OpenGL should not be drawing anything farther from the camera than zFar, or closer to the camera than zNear.
But for things in between, OpenGL computes a depth value that is stored in the depth buffer which it uses to tell whether one object is blocking another. Unfortunately, the depth buffer has limited precision (generally 16 or 24 bits) and according to this, roughly log2(zFar/zNear) bits of precision are lost. Thus, a zFar/zNear ratio of 10^15 (~50 bits lost) is bound to cause problems. One option would be to slightly increase zNear (if you can). Otherwise, you will need to look into Split Depth Buffers or Logarithmic Depth Buffers
Nicol Bolas already told you one piece of the story. The other is, that you should start thinking about a structured way to store the coordinates: Store the position of each object in relation to the object that dominates it gravitatively and use apropriate units for those.
So you have stars.
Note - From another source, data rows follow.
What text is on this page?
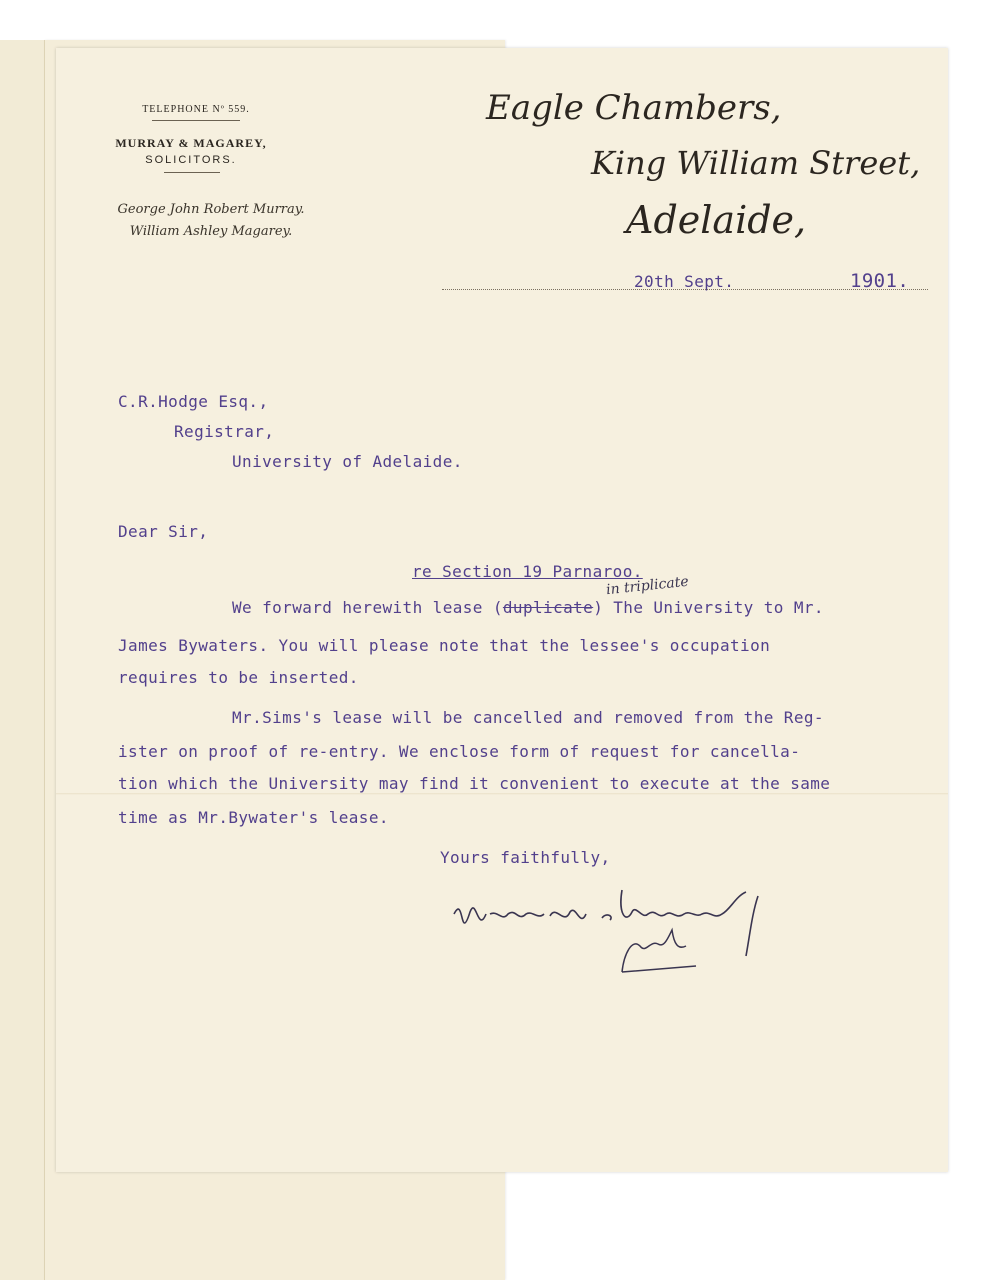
TELEPHONE Nº 559.
MURRAY & MAGAREY,
SOLICITORS.
George John Robert Murray.
William Ashley Magarey.
Eagle Chambers,
King William Street,
Adelaide,
20th Sept.	1901.
C.R.Hodge Esq.,
Registrar,
University of Adelaide.
Dear Sir,
re Section 19 Parnaroo.
in triplicate
We forward herewith lease (duplicate) The University to Mr.
James Bywaters. You will please note that the lessee's occupation
requires to be inserted.
Mr.Sims's lease will be cancelled and removed from the Reg-
ister on proof of re-entry. We enclose form of request for cancella-
tion which the University may find it convenient to execute at the same
time as Mr.Bywater's lease.
Yours faithfully,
Distances between stars are measured in lightyears. Stars are orbited by planets. Distances within a starsystem are measured in lightminutes to lighthours. Planets are orbited by moons. Distances in a planetary system are measured in lightseconds.
To display such scales you need to render in multiple passes. The objects with their scales form a tree. First you sort the branches distant to close, then you traverse the tree depth first. For each branching level you use apropriate projection parameters so that the near→far clip planes snuggily fit the to be rendered objects. After rendering each level clear the depth buffer.